Téléchargez la présentation de la synthèse de l'enquête

 

Sur cette base, la commission SSI a proposé un échange avec la communauté, sous la forme d’ateliers en visio-conférence le 24 mars dernier.

Cette réunion a regroupé 25 collègues, issus d’établissements variés, et occupant généralement des fonctions au sein de services d’informatique documentaire. Suite à une présentation rapide des premières conclusions de l’enquête, les participants ont été répartis en 4 ateliers, portant sur les différentes étapes qui guident l’acquisition ou le développement d’un nouvel outil métier au sein des bibliothèques universitaires.

Atelier 1 - Identification et expression des besoins : comment associer les équipes du SCD et la DSI ?

Associer les équipes du SCD dès la phase d’expression des besoins apparaît comme une démarche indispensable, qui se heurte néanmoins à des difficultés variées : se projeter dans un environnement nouveau, imaginer des fonctionnalités et des processus différents.

Cette étape est parfois considérée à tort comme purement technique, alors même qu’elle a pour objectif de permettre aux équipes métiers de transmettre leurs besoins en termes de fonctionnalités et de décrire leur utilisation des outils dans les processus de travail quotidiens. Les services d’informatique documentaire doivent être pleinement impliqués à cette étape pour accompagner et guider les collègues dans cette démarche d’expression des besoins.

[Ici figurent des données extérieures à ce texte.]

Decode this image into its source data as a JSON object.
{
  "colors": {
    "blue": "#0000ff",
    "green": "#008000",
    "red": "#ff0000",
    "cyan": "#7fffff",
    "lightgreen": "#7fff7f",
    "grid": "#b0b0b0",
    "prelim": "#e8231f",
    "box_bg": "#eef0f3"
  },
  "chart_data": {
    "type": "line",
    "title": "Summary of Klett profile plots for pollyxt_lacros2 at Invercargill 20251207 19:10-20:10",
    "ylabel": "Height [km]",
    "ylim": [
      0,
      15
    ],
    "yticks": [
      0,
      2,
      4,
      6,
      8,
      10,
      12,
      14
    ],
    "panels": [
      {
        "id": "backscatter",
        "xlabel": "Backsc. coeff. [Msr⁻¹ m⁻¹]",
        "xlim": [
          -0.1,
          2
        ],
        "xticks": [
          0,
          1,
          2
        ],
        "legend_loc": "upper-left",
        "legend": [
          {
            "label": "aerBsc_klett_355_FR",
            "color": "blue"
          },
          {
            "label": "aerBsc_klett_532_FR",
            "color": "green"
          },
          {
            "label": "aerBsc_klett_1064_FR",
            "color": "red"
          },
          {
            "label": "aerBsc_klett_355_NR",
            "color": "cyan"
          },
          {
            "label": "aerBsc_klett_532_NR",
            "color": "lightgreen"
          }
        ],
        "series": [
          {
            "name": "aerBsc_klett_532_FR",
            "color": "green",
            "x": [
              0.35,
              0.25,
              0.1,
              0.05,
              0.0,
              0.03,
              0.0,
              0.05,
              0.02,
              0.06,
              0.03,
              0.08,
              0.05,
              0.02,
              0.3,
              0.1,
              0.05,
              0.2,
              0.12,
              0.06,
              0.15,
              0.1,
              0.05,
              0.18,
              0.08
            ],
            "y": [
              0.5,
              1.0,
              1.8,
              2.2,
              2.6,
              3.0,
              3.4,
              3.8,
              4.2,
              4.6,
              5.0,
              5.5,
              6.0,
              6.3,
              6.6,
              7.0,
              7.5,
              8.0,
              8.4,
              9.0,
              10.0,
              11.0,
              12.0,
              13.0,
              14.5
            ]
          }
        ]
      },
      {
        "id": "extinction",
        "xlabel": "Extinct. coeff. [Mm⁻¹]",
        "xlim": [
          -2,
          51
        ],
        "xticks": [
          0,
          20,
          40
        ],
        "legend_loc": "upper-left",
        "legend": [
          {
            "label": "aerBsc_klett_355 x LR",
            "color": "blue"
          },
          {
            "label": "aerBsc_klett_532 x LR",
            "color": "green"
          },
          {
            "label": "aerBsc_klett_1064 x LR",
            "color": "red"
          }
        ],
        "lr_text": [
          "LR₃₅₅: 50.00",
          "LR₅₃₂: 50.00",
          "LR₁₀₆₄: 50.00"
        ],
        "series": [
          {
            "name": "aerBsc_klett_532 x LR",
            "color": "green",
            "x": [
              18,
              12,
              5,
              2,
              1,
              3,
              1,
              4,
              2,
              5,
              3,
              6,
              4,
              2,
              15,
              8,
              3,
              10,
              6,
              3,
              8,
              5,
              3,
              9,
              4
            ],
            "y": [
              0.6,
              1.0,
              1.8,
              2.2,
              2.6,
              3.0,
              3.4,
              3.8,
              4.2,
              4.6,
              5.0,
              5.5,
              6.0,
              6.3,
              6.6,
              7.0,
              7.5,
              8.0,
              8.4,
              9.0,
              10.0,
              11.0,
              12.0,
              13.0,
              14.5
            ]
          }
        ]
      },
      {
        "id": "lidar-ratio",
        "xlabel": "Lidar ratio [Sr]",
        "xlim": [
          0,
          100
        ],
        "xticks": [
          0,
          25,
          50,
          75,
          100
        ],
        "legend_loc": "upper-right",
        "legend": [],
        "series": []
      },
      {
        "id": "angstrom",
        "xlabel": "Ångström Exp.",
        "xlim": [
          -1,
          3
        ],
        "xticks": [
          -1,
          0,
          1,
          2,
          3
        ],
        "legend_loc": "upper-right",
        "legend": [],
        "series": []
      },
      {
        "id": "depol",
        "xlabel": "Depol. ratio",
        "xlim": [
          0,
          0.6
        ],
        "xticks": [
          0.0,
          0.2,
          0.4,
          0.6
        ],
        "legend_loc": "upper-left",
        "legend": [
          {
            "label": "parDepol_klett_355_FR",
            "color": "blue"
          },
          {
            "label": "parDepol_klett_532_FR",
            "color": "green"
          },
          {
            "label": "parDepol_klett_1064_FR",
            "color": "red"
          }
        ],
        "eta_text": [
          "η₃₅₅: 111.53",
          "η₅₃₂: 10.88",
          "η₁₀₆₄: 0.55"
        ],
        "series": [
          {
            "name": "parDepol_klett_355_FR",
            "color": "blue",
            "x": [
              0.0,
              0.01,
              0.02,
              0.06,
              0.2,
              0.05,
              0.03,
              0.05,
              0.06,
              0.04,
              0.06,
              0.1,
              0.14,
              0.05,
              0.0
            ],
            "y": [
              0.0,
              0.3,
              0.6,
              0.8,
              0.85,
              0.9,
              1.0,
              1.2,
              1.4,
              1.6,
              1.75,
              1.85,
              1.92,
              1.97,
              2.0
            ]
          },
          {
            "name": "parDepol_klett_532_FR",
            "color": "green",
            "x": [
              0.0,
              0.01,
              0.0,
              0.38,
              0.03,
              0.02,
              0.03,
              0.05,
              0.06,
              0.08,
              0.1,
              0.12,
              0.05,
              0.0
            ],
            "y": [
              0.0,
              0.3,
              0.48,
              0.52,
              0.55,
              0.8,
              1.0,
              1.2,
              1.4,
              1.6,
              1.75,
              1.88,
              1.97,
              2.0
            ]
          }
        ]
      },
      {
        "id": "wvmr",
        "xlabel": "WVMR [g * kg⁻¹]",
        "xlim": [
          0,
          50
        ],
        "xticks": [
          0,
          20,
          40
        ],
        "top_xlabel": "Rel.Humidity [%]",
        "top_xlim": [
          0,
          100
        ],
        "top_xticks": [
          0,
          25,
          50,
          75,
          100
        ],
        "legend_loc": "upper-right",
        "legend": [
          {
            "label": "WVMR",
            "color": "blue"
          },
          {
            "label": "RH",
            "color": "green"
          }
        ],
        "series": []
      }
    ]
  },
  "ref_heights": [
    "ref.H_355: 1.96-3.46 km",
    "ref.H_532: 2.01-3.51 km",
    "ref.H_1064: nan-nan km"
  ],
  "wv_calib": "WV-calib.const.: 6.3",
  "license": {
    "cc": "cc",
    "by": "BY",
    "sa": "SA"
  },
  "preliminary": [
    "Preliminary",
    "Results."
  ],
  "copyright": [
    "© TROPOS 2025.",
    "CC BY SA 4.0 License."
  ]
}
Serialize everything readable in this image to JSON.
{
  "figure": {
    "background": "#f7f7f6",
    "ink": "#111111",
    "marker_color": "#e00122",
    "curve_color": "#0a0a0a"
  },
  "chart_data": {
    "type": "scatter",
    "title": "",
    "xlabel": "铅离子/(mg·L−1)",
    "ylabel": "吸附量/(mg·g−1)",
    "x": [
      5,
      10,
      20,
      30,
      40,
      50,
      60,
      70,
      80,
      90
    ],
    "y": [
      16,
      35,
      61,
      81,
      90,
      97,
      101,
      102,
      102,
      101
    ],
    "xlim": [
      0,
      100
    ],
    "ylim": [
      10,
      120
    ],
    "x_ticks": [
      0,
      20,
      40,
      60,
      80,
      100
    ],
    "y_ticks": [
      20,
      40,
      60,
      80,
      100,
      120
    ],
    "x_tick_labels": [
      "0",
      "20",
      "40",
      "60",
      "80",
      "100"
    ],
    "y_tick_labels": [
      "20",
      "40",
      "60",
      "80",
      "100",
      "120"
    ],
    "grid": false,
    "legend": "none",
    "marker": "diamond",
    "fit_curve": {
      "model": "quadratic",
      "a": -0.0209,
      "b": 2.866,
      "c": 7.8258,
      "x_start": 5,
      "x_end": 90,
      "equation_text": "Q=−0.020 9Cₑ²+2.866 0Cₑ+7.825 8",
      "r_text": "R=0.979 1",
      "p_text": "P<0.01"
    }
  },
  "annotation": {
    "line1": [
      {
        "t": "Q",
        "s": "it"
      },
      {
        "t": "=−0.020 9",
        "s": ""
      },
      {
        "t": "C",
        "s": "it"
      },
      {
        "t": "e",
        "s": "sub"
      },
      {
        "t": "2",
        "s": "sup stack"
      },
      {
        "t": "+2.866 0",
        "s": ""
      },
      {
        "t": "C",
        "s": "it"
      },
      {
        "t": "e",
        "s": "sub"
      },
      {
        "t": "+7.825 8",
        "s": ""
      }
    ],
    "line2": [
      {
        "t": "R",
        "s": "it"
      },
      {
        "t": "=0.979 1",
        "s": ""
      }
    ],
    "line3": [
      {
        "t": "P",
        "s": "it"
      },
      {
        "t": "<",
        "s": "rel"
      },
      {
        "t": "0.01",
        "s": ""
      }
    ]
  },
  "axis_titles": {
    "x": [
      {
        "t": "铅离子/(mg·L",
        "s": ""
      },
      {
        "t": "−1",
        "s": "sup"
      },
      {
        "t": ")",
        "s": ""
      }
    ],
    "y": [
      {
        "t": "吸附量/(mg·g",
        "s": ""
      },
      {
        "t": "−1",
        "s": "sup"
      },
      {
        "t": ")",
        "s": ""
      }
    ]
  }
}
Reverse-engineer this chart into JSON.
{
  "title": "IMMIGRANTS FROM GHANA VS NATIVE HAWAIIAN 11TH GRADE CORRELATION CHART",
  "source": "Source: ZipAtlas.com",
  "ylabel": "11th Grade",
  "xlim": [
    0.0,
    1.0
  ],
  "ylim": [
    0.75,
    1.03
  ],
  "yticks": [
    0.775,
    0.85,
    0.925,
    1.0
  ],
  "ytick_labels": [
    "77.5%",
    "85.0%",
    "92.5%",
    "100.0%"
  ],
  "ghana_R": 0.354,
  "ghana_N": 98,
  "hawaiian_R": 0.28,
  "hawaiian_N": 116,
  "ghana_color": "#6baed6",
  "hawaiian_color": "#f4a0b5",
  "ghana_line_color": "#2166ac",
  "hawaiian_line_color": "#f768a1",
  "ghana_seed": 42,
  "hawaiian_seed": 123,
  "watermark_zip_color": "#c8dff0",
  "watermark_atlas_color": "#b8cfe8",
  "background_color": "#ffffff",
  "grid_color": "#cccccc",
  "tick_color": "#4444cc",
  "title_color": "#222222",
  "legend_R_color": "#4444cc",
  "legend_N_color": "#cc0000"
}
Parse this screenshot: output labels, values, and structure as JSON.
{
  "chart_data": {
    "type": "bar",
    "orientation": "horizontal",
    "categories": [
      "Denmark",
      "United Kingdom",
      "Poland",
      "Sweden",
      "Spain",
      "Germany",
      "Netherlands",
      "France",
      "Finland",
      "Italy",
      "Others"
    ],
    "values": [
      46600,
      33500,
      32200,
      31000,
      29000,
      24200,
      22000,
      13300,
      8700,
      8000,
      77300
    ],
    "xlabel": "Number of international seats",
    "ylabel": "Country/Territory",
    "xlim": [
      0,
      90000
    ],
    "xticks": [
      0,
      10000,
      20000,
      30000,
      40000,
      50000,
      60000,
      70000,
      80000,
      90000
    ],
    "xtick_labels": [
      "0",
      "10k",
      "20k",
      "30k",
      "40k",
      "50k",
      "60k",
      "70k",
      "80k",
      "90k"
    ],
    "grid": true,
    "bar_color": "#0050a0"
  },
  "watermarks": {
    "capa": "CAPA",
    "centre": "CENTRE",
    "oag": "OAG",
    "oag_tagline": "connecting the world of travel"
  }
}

Pour faciliter cette étape, plusieurs idées ont été évoquées lors de l’atelier :

  • Organiser des réflexions collectives sur les circuits, fonctionnalités, manques des outils actuels, pour mettre à plat le fonctionnement et aider les équipes à verbaliser leurs besoins ;
  • Organiser des présentations d’outils par les prestataires, pour montrer ce qui existe dans d’autres établissements et aider les équipes à se projeter dans d’autres fonctionnements ;
  • Désigner des responsables de modules ou de fonctionnalités, qui seront ensuite impliqués dans toutes les phases du projet (réflexion sur les fonctionnalités, tests, formation etc.)

Si l’implication des collègues des équipes métier dès cette phase d’expression des besoins est identifiée comme indispensable, le fait d’associer la DSI à la démarche est moins systématique et dépend des contextes locaux qui s’imposent aux SCD.

Lorsqu’elle est très impliquée dans les projets du SCD, la DSI peut participer à la formalisation des processus (rédaction de fiches projet, workflow de validation). Une implication précoce de la DSI et la mise en place d’un dialogue fructueux entre les équipes constituent alors un atout pour les projets du SCD, et permettent d’identifier, dès la phase d’expression des besoins, l’existence de contraintes techniques ou de préférences de la DSI.

Lorsque la DSI n’est pas du tout impliquée, notamment par manque de disponibilité, les projets sont moins accompagnés et soutenus, ce qui peut provoquer pour la suite des problèmes techniques (sauvegardes, d’interfaçage, etc)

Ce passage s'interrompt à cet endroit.